The First Peoples who arrived in the Americas lived in a vastly different world than today. Sheets of ice covered the interior of the province and a tundra-like plain covered much of what was then the coast of British Columbia, in some places extending 40 kms west of the present-day shoreline. When the ice sheets receded around 10,000 years ago, sea levels rose and this part of coastal Beringia was plunged underwater.

Searching for evidence of this ancient world will involve using computational modelling to identify undersea locations with the highest potential of containing early archaeological sites. Rondeau also plans to use the latest in multibeam sonar, and augmented reality and holographic technologies to visualize the landscape underwater. Remotely operated vehicles (ROVs) will also be used to photograph the seafloor.
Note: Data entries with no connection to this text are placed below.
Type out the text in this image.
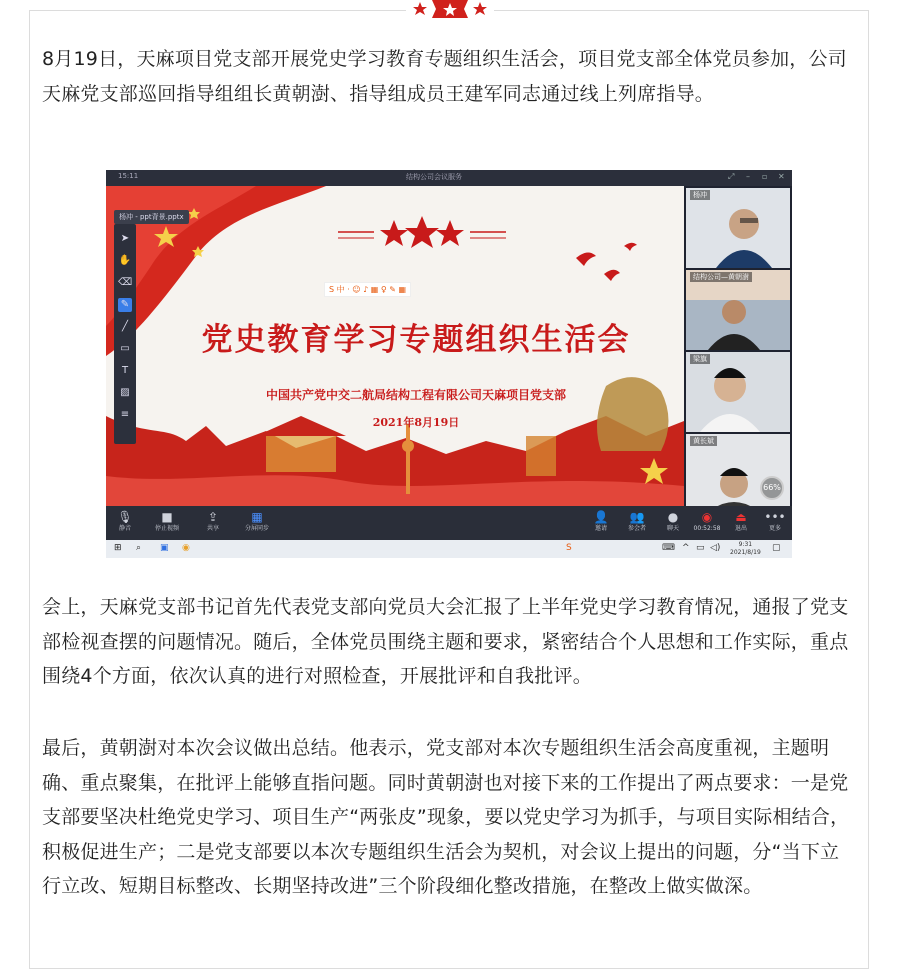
8月19日，天麻项目党支部开展党史学习教育专题组织生活会，项目党支部全体党员参加，公司天麻党支部巡回指导组组长黄朝澍、指导组成员王建军同志通过线上列席指导。
15:11	结构公司会议服务	⤢ –	▫	✕
杨冲 - ppt背景.pptx
➤
✋
⌫
✎
╱
▭
T
▨
≡
S 中 · ☺ ♪ ▦ ♀ ✎ ▦
党史教育学习专题组织生活会
中国共产党中交二航局结构工程有限公司天麻项目党支部
2021年8月19日
杨冲
结构公司—黄朝澍
梁旗
黄长斌
66%
🎙
静音
■
停止视频
⇪
共享
▦
分屏同步
👤
邀请
👥
参会者
●
聊天
◉
00:52:58
⏏
退出
•••
更多
⊞ ⌕ ▣ ◉	S	⌨ ^ ▭ ◁)	9:31
2021/8/19 ▢
会上，天麻党支部书记首先代表党支部向党员大会汇报了上半年党史学习教育情况，通报了党支部检视查摆的问题情况。随后，全体党员围绕主题和要求，紧密结合个人思想和工作实际，重点围绕4个方面，依次认真的进行对照检查，开展批评和自我批评。
最后，黄朝澍对本次会议做出总结。他表示，党支部对本次专题组织生活会高度重视，主题明确、重点聚集，在批评上能够直指问题。同时黄朝澍也对接下来的工作提出了两点要求：一是党支部要坚决杜绝党史学习、项目生产“两张皮”现象，要以党史学习为抓手，与项目实际相结合，积极促进生产；二是党支部要以本次专题组织生活会为契机，对会议上提出的问题，分“当下立行立改、短期目标整改、长期坚持改进”三个阶段细化整改措施，在整改上做实做深。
“Beringia underwater is 2.5 million square kilometers in size. I need ways to narrow down the survey area in deciding where ‘X’ marks the spot”, he notes.

Once potential sites are identified, Rondeau and colleagues will extract sediment core samples from the ocean floor, attempting to uncover buried archaeological materials.

“What we are really hoping to find is evidence of human occupation, such as stone tools, bits of burnt bone, wood or charcoal from a campfire for example, that will allow us to date the time period,” says Rondeau, who has most-recently shared his archaeological expertise, including studies of shipwrecks, on the Discovery Channel’s Mysteries of the Deep.

“Understanding how and when people first moved down the Pacific Northwest Coast will allow archaeologists to better understand the ‘peopling process’ of the Americas,” he explains.

Gaining a better understanding of the offshore underwater landscape can also provide insight regarding the future of B.C.’s coastline. At the end of the last Ice Age, melting ice sheets caused a dramatic rise in sea levels. Human-caused climate change is altering the coastal environment. The technologies being developed from Rondeau’s research can also be used to monitor and study rising sea levels, coastal erosion and other environmental threats.

“I think it’s really important to understand the past because it’s the old saying, ‘if we don’t know where we’ve been we don’t know where we're going,’” he says.